Java in particular is missing certain language features necessary for easily changing code functionality. This leads to abstractions getting written in to the code so that they can be added if needed later.
A specific example is getters and setters for class variables. If another class directly accesses a variable, you have to change both classes to replace direct access with methods that do additional work. In other languages (Python specifically), you can change the callee so that direct access gets delegated to specific functions, and the caller doesn't have to care about that refactor.
Getter and setters are unnecessary. The thing that most people are trying to avoid by using these is mutating state. However a getter or setter does nothing to prevent this. A simple `const` keyword goes so much farther than adding useless indirection everywhere.
Edit: I suppose it may be argued that you need to set some other state when you set a member variable. If that's the case, then it's no longer a getter or a setter and the function should be treated differently.
Getters and setters are much more useful when accessing or setting the element should require some other function calls. Caching, memoization, and event-logging are examples where you might want this to happen.
You can say that's not a getter/setter, but then your definition is just different than the people you're responding to.
Caching, memoization, and event-logging can be handled by wrapper objects that implement the interface so the base object doesn't need to contain all these layers of outside concerns. Let each class focus on it's single area of use.
Getter and setter are not just for keeping state immutable. They allow an api to control _how_ state changes. The most obvious example is maintaining thread-safety in multi-threaded environments.
I get they can be cumbersome, but using them really matters especially as a project grows... an API that has a simple single client today may have many different (and concurrent!) ones tomorrow. The pain of using S&Gs now saves refactoring later.
The number of getters and setters I've written that never got changed into anything more than read/change variable has to be _hundreds_ of times more than the ones that ever did anything else.
At what point is it cheaper to just refactor into getters/setters later when needed? That point _has_ to be miles behind me.
Another problem (from a class/library-consumer point of view) is having getters/setters suddenly becoming more expensive to call, blocking, or even having side effects after an update.
It often only affect the runtime behavior of the code.
Changing the interface, however, will give me a hit that something else has changed.
OOP languages shouldn't need getters and setters because there shouldn't be even a concept of variable access and mutation, just all method calls - that's what OOP is all about, after all, not just putting variables into bags and staying in a procedural mindset.
That will just make everything more convoluted and less flexible. When you send a message over websockets you want a Datatype for each message type. It's not going to have any complicated method calls. You just insert the data or retrieve it on the other side. Since the framework expects you to define setters and getters you do it reluctantly.

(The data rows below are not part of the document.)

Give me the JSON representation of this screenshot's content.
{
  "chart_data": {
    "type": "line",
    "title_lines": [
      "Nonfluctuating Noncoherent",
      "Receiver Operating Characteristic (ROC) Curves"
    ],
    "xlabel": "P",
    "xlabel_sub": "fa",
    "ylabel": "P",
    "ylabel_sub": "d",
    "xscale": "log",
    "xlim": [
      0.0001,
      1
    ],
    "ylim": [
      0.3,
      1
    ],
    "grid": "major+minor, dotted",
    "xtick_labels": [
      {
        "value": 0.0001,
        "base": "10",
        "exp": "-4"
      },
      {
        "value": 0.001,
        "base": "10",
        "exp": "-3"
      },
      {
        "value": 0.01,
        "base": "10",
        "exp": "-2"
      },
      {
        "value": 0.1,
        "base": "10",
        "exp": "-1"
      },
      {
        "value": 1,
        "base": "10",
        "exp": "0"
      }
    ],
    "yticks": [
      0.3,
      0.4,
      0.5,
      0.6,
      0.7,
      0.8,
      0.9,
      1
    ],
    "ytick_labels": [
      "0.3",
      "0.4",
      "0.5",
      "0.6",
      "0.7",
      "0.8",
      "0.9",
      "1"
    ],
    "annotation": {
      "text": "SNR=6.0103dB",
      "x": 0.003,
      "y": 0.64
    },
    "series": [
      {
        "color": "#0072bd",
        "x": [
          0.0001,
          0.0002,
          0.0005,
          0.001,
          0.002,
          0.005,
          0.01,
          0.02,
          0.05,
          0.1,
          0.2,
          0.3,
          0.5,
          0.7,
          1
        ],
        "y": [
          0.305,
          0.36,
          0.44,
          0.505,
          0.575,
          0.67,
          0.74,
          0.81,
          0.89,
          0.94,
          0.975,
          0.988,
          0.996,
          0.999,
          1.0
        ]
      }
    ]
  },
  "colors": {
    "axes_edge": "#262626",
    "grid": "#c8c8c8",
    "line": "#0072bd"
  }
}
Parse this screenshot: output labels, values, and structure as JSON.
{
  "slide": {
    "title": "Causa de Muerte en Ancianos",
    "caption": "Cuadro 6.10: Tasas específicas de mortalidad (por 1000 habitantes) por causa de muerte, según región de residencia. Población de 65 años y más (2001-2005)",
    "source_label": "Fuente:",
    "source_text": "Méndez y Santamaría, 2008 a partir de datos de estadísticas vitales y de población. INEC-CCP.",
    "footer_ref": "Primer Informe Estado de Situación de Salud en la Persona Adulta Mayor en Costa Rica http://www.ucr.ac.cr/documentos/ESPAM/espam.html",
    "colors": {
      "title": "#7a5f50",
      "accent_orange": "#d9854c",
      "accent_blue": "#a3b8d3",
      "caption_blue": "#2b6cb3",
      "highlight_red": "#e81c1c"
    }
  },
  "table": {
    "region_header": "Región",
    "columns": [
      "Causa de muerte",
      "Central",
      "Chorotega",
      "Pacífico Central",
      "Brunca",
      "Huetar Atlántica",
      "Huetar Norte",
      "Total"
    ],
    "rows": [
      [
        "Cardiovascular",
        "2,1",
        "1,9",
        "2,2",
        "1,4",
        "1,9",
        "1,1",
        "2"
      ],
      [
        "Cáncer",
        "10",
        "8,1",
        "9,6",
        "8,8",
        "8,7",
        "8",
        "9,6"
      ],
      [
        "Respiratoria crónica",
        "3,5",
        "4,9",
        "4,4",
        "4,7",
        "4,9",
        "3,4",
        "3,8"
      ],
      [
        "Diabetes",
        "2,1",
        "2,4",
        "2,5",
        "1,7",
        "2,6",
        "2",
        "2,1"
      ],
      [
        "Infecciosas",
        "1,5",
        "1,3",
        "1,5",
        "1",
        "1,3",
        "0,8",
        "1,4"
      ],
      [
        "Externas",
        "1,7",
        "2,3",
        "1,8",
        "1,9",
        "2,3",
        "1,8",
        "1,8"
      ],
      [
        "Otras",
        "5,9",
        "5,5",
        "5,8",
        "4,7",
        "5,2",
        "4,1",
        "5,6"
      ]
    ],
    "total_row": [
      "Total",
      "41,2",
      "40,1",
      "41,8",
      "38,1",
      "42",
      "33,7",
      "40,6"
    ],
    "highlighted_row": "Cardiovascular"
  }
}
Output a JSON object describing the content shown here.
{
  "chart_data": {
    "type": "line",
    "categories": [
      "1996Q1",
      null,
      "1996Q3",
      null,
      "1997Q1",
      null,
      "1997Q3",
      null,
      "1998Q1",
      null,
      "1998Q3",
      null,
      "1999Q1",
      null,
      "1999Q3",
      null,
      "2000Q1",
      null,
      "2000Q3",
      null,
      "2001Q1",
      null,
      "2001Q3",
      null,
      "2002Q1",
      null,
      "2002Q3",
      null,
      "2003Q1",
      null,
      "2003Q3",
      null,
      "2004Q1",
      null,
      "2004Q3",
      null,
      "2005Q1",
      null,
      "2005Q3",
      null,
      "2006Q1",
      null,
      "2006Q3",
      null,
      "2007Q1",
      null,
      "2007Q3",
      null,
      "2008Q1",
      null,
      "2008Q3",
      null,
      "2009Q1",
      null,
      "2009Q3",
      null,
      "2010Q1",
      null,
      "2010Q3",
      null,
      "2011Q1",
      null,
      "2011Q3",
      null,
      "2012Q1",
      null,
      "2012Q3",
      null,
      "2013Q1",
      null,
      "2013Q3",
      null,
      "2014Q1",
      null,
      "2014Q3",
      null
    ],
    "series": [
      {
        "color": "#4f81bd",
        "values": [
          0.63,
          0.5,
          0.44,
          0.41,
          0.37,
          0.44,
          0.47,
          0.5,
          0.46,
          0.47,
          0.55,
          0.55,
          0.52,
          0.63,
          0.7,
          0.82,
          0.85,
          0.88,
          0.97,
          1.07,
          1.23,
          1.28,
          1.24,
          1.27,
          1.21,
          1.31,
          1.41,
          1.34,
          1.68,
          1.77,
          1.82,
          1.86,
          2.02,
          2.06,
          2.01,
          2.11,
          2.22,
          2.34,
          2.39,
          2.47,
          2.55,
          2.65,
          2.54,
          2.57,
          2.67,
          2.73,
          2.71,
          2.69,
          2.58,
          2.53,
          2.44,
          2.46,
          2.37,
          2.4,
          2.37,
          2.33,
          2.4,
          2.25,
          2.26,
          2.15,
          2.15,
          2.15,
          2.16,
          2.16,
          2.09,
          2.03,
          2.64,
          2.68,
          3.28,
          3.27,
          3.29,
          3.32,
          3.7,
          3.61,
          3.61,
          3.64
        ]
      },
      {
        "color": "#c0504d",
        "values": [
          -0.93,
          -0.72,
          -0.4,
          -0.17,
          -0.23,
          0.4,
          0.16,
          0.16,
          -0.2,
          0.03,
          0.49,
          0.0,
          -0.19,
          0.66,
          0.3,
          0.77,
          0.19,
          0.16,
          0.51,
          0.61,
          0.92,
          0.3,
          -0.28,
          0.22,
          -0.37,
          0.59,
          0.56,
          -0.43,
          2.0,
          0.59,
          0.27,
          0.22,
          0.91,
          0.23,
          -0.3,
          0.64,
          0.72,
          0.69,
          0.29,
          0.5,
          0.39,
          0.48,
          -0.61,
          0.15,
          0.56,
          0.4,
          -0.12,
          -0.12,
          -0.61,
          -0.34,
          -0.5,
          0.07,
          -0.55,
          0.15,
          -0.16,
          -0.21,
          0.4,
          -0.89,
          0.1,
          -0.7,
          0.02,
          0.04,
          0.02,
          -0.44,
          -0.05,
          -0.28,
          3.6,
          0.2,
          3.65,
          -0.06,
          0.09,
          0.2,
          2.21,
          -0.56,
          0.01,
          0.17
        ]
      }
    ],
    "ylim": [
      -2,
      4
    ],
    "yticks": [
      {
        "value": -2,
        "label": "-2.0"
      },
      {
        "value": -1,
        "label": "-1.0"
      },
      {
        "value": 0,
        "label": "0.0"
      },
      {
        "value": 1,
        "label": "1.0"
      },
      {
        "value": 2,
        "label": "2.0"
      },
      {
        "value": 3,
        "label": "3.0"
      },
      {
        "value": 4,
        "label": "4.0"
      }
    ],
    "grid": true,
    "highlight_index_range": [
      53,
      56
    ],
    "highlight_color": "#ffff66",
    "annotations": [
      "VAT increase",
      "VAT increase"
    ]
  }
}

That's a design choice though -- if you're structuring your code to avoid mutable state, you're not going to have setters. And if you're structuring your code such that you're telling objects what to do, rather than pulling data out of them and acting on them remotely, then you're not necessarily going to have getters either.
The getter setter nonsense is 99% compliance for specific frameworks like Hibernate or shudder, JSF but it caught on and now nobody wants to be seen without using ugly getters and setters which would be perfectly fine if the language natively supported them.
A specific example is getters and setters for class variables. If another class directly accesses a variable, you have to change both classes to replace direct access with methods that do additional work. In other languages (Python specifically), you can change the callee so that direct access gets delegated to specific functions, and the caller doesn't have to care about that refactor.